| Anyone who believes they can anonymize data automatically will be very disappointed... There are so many ways in which data can point to individuals, you'd need to process every datapoint with a lot of care and investigation. For example, rare medical conditions can be a good identification tool if the adversary knows the relation between such a condition and a person. How would an automatic tool know if a medical condition is rare enough? How will it know if such information is already available elsewhere? Information may be transferred as images, or as audio. What if database simply stores these as blobs and only the application knows what format is used inside the blob? Or, even if the format is known, in format s.a. DICOM where it's hard to tell if the information is significant or not. You can often recognize MRI machines due to various features of an image they take, eg. there might be some artifacts that would be found in every image. DICOMs usually have information s.a. date the image was taken, beside patient's name. But, connecting the date and a machine one may be able to infer which patient was pictured, if they also know that the patient paid for the cab ride around that time. Or, even simpler: sometimes there may be text in DICOM images identifying patients in some way. Or, in a situation like my office: there's one woman and 30 men working there. Surprisingly, gender becomes a very precise tool at identifying people. |
What obfuscation mainly does is remove the PII that neither side wants to handle before the data gets transferred over so the data is "safe" and the receiver of the data no longer has the burden of stewardship over PII.
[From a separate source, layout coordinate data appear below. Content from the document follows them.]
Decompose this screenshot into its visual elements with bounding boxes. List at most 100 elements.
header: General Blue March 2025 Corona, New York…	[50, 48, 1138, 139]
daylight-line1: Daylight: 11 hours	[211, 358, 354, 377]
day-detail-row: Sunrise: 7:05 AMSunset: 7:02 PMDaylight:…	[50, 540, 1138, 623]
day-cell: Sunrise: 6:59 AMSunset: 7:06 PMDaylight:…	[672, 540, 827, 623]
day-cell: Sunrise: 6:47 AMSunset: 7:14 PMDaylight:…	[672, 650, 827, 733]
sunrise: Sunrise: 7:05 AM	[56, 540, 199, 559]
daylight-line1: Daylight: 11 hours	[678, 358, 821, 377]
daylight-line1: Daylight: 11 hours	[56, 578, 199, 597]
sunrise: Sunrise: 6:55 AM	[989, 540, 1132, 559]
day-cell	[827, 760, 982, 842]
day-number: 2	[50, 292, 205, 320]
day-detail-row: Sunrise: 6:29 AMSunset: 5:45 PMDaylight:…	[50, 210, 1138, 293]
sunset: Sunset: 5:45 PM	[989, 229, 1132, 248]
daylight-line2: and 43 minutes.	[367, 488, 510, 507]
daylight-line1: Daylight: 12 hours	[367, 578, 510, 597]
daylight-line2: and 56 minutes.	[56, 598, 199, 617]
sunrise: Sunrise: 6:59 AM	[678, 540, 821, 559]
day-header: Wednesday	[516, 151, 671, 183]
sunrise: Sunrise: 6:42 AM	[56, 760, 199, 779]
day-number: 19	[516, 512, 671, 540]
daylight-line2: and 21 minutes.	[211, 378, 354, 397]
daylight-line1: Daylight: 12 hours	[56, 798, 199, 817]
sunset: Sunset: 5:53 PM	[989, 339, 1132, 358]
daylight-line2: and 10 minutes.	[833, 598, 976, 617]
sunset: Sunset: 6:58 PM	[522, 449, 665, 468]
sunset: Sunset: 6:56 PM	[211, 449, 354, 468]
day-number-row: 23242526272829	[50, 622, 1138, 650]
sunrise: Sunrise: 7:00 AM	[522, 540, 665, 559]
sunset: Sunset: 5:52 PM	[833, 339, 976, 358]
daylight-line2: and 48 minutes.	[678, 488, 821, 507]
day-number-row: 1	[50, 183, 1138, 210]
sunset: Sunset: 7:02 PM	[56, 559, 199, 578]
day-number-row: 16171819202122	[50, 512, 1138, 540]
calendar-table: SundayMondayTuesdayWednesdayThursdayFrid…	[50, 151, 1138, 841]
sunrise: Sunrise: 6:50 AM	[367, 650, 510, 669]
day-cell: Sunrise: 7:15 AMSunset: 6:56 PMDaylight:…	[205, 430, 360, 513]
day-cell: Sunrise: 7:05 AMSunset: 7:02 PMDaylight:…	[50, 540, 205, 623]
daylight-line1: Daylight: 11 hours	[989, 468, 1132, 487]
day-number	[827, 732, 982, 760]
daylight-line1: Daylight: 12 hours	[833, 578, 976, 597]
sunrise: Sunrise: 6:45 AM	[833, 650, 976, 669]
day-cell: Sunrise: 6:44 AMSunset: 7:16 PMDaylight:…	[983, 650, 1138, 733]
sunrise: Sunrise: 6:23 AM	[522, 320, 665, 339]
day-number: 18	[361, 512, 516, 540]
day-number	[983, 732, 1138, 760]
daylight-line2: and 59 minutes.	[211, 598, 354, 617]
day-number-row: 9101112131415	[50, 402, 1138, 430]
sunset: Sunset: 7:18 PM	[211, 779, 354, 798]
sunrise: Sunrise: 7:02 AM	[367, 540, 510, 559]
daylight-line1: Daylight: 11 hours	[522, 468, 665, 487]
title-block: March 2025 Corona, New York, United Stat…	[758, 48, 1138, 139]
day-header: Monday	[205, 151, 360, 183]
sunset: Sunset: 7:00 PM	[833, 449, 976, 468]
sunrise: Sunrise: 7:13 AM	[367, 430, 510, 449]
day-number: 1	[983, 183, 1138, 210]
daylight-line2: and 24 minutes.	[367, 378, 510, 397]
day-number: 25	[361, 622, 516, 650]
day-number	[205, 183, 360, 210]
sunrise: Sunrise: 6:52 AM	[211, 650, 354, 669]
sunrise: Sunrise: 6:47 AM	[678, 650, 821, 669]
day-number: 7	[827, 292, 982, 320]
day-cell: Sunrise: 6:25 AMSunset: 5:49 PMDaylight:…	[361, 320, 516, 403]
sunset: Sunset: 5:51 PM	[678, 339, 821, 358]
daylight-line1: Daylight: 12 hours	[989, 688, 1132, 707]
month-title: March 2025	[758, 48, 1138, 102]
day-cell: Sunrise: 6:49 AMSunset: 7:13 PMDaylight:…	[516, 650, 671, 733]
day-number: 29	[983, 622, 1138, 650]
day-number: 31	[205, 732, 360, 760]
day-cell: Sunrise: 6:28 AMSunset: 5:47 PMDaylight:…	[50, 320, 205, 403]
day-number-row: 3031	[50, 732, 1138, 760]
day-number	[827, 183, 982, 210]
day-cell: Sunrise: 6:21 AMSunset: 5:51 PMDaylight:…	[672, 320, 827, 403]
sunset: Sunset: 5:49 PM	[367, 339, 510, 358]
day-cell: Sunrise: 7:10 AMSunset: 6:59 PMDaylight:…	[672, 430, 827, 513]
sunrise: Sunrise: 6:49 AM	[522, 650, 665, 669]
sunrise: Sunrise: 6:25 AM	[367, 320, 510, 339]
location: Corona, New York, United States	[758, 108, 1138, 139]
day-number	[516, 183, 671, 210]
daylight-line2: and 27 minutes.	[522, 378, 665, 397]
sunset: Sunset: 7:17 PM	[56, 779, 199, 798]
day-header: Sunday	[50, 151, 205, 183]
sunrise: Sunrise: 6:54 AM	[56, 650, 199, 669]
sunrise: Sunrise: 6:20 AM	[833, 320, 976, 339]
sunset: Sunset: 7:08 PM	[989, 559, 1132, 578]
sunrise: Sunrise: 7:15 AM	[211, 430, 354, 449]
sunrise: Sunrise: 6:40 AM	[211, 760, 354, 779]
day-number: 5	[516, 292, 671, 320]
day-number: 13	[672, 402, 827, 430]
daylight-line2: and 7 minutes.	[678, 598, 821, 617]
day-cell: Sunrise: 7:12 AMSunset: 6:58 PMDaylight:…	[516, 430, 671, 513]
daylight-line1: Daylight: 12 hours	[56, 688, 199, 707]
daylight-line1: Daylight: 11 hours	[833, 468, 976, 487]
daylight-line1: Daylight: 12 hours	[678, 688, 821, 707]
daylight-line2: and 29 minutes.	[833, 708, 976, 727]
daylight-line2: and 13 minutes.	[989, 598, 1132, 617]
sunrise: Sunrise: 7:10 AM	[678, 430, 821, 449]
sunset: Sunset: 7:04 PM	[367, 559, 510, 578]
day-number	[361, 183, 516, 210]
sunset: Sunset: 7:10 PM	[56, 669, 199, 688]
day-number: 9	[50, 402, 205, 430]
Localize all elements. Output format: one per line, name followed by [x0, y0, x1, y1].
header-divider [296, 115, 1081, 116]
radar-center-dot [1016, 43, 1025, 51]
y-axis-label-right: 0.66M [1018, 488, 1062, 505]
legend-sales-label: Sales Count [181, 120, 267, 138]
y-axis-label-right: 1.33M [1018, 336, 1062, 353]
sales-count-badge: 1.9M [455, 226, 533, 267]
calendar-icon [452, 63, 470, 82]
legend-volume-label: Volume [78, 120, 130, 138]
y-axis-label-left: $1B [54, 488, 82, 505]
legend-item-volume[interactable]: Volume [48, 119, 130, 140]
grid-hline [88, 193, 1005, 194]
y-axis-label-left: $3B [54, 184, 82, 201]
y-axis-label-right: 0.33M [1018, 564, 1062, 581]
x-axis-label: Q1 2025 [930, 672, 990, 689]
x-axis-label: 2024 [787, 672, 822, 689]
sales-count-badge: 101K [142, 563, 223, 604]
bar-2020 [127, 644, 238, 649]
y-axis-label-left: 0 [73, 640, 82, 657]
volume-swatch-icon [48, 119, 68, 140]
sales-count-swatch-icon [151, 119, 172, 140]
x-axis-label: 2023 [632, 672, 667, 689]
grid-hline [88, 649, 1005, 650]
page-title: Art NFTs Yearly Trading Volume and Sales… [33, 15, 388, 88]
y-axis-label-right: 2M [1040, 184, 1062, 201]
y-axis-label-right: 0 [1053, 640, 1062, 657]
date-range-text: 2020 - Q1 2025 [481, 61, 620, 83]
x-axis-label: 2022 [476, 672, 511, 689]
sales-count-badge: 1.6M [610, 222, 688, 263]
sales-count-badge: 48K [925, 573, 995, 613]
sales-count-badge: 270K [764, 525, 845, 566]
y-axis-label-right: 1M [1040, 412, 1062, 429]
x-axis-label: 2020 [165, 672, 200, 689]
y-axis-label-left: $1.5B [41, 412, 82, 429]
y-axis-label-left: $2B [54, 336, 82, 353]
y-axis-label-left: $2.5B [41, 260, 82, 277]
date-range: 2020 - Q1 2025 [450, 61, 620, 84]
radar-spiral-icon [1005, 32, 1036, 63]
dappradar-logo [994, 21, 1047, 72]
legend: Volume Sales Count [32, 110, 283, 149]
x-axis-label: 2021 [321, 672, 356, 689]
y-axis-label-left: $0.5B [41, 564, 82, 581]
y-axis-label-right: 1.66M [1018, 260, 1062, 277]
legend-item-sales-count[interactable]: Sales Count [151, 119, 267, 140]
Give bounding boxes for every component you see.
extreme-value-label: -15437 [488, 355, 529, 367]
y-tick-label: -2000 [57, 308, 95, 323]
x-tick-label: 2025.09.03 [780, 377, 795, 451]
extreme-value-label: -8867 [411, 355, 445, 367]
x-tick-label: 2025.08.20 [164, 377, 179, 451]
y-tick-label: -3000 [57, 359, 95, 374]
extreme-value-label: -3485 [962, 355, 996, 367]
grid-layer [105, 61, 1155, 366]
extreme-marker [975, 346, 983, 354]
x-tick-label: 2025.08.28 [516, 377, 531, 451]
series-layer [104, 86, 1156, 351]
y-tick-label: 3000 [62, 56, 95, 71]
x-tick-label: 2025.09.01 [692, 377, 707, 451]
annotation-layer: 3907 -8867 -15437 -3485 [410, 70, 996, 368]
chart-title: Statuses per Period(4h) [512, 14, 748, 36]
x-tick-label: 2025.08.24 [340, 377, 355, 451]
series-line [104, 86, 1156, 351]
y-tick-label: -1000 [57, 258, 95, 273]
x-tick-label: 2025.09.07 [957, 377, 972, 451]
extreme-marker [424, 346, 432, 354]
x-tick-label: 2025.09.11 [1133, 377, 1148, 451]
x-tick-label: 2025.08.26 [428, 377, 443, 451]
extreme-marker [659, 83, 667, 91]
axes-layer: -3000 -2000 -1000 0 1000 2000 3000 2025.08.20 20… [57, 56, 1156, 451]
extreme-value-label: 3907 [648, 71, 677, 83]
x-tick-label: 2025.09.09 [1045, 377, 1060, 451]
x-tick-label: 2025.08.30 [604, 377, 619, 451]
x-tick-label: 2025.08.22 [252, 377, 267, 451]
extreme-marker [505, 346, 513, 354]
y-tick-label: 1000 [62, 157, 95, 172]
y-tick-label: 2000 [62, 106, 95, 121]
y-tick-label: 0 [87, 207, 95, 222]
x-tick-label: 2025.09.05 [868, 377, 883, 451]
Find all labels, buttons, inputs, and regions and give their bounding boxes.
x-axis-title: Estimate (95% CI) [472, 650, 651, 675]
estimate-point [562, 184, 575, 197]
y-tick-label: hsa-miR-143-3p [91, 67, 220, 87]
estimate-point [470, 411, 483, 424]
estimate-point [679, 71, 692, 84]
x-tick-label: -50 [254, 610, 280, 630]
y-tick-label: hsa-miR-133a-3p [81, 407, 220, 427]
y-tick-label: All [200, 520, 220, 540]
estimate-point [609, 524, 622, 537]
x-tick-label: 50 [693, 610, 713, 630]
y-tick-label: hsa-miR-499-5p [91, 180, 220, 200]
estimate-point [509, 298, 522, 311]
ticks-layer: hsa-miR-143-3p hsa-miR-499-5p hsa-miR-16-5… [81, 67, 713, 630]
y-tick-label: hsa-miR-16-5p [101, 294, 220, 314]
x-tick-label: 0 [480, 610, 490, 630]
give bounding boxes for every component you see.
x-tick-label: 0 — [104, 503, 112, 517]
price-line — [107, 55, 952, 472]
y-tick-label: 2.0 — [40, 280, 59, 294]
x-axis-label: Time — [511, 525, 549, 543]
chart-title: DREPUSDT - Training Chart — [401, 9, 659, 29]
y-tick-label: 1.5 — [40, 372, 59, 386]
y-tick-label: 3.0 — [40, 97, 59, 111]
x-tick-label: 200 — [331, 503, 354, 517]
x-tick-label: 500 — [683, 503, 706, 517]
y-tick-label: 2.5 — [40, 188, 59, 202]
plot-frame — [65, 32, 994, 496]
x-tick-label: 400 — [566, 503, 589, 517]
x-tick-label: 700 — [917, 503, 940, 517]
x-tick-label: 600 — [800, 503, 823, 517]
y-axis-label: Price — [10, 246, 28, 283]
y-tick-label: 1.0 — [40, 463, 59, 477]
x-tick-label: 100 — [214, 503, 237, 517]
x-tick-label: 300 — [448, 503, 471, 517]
Contrary to a lot of handwringing on the internet, almost everyone that handles your data couldn't care less about you as a person. Their overwhelming interest in you is as a bag of attributes that they can statistically correlate with other bags of attributes. It's a relief for them if they can scrub all the PII from their databases while retaining all of the other bag of attribute qualities that they care about. Of course, the few entities that do care about deanonymization are the ones that make this entire process so difficult.